Throughout the 1960s, Simone was involved in the civil rights movement and recorded a number of political songs, including "To Be Young, Gifted And Black" (later covered by Aretha Franklin and Donny Hathaway), "Backlash Blues", "Mississippi Goddam" (a response to the murder of Medgar Evers and the bombing of a church in Birmingham, Alabama killing four black children), "I Wish I Knew How It Would Feel To Be Free", and Kurt Weill's "Pirate Jenny", from The Threepenny Opera, re-cast in a southern town.

In 1961, Simone recorded a version of the traditional song "House of the Rising Sun", which was then covered by folk-blues artist, Dave Van Ronk, and later recorded by Bob Dylan, where it was picked up by The Animals and became their signature hit. Other songs she is famous for include "I Put a Spell on You" (originally by Screamin' Jay Hawkins), The Beatles' "Here Comes The Sun", "Four Women", Bob Dylan's "I Shall Be Released", the Bee Gees' "To Love Somebody", and "Ain't Got No (I Got Life)". The latter, from the musical Hair, was her debut in the UK charts, reaching number two in 1968, and a remixed version of the recording by Groovefinder was a UK Top Thirty hit in 2006.

Broadway musicals also supplied several hits for Simone: "My Baby Just Cares for Me", "Love Me or Leave Me", "Feeling Good", and "Ne Me Quitte Pas". Also "You Can Have Him" on the LP Live at Town Hall recorded when she was twenty-six years old; at the end of this operatic performance, which displays her great skill as an actress as well as a musician, she whoops with joy. This single recording encapsulates her extraordinary power, wit, flexibility, sensuality and occasional menace.

In 1987 Nina experienced a resurgence in popularity when "My Baby Just Cares for Me", a track from her first Bethlehem Records album (1958) became a huge hit in the UK and elsewhere. Nina's versatility as an artist was evident in all her music, which often had a folk-music simplicity.

In a single concert, she moved easily from gospel-inspired tunes to blues and jazz and, in numbers like "For All We Know", to numbers infused with European classical stylings, and counterpoint fugues.

Throughout most of her career she was accompanied by percussionist Leopoldo Flemming and guitarist and musical director Al Shackman.

In 1971, Simone left the United States following disagreements with her agents, record labels, and the tax authorities, citing racism as the reason. She returned in 1978 and was arrested for tax evasion (she had withheld several years of income tax as a protest against the Vietnam War). She lived in various countries in the Caribbean, Africa, and Europe, continuing to perform into her 60s. In the 1980s, she performed regularly at Ronnie Scott's jazz club in London. In 1995, Simone reportedly shot and wounded her neighbour's son with an air pistol after his laughing disturbed her concentration.

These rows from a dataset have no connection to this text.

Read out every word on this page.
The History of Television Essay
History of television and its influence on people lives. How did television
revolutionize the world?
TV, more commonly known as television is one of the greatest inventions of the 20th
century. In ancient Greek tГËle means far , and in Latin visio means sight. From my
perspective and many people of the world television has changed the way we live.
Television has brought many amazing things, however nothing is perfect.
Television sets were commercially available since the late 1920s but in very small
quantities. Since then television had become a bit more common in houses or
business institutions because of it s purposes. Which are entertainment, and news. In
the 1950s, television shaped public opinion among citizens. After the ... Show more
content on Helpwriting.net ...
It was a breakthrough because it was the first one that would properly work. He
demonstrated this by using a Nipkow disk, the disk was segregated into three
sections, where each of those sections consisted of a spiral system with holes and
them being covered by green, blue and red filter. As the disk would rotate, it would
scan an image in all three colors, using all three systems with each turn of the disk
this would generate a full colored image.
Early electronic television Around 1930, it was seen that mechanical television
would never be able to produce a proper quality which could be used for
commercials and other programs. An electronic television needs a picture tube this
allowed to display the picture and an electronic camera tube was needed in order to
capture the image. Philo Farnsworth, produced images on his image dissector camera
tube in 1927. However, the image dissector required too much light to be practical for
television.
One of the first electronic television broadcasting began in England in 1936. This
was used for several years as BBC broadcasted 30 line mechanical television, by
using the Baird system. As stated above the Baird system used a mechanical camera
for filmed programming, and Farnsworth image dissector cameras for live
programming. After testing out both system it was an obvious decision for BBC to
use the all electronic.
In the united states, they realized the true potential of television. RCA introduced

She had a reputation in the music industry for being volatile and sometimes difficult to deal with, a characterization with which Simone strenuously took issue.

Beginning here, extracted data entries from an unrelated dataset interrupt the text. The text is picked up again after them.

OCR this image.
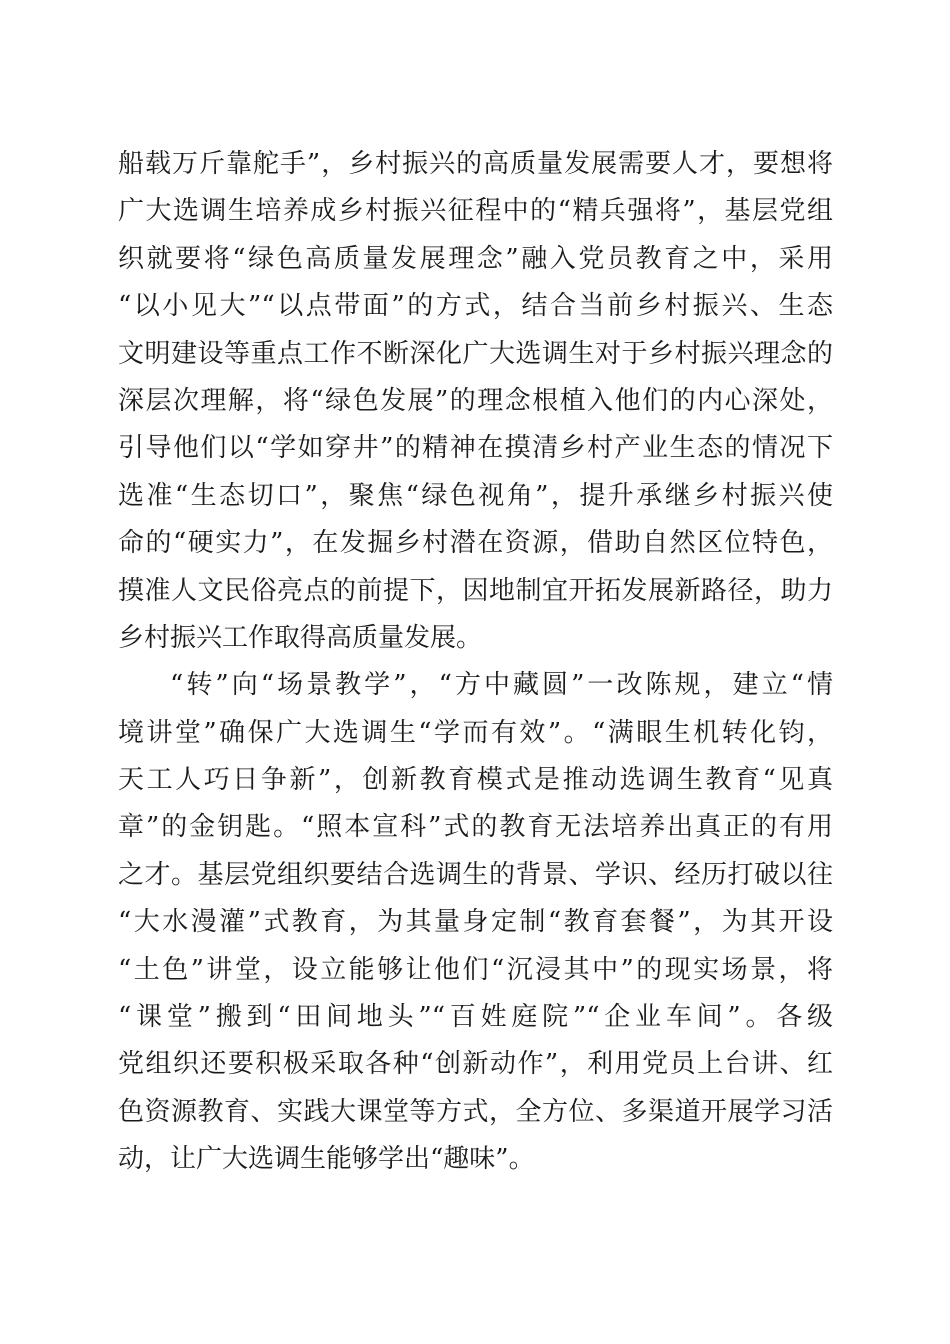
船载万斤靠舵手”，乡村振兴的高质量发展需要人才，要想将
广大选调生培养成乡村振兴征程中的“精兵强将”，基层党组
织就要将“绿色高质量发展理念”融入党员教育之中，采用
“以小见大”“以点带面”的方式，结合当前乡村振兴、生态
文明建设等重点工作不断深化广大选调生对于乡村振兴理念的
深层次理解，将“绿色发展”的理念根植入他们的内心深处，
引导他们以“学如穿井”的精神在摸清乡村产业生态的情况下
选准“生态切口”，聚焦“绿色视角”，提升承继乡村振兴使
命的“硬实力”，在发掘乡村潜在资源，借助自然区位特色，
摸准人文民俗亮点的前提下，因地制宜开拓发展新路径，助力
乡村振兴工作取得高质量发展。
“转”向“场景教学”，“方中藏圆”一改陈规，建立“情
境讲堂”确保广大选调生“学而有效”。“满眼生机转化钧，
天工人巧日争新”，创新教育模式是推动选调生教育“见真
章”的金钥匙。“照本宣科”式的教育无法培养出真正的有用
之才。基层党组织要结合选调生的背景、学识、经历打破以往
“大水漫灌”式教育，为其量身定制“教育套餐”，为其开设
“土色”讲堂，设立能够让他们“沉浸其中”的现实场景，将
“课堂”搬到“田间地头”“百姓庭院”“企业车间”。各级
党组织还要积极采取各种“创新动作”，利用党员上台讲、红
色资源教育、实践大课堂等方式，全方位、多渠道开展学习活
动，让广大选调生能够学出“趣味”。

Though her onstage style could be somewhat haughty and aloof, in later years, Simone particularly seemed to enjoy engaging her adoring audiences by recounting sometimes humorous anecdotes related to her career and music and soliciting requests. Simone's regal bearing and commanding stage presence earned her the title the "High Priestess of Soul."

In 1993, she settled near Aix-en-Provence in the south of France. She had been ill with cancer for several years before she died on 21st April 2003 in her sleep at her home in Carry-le-Rouet.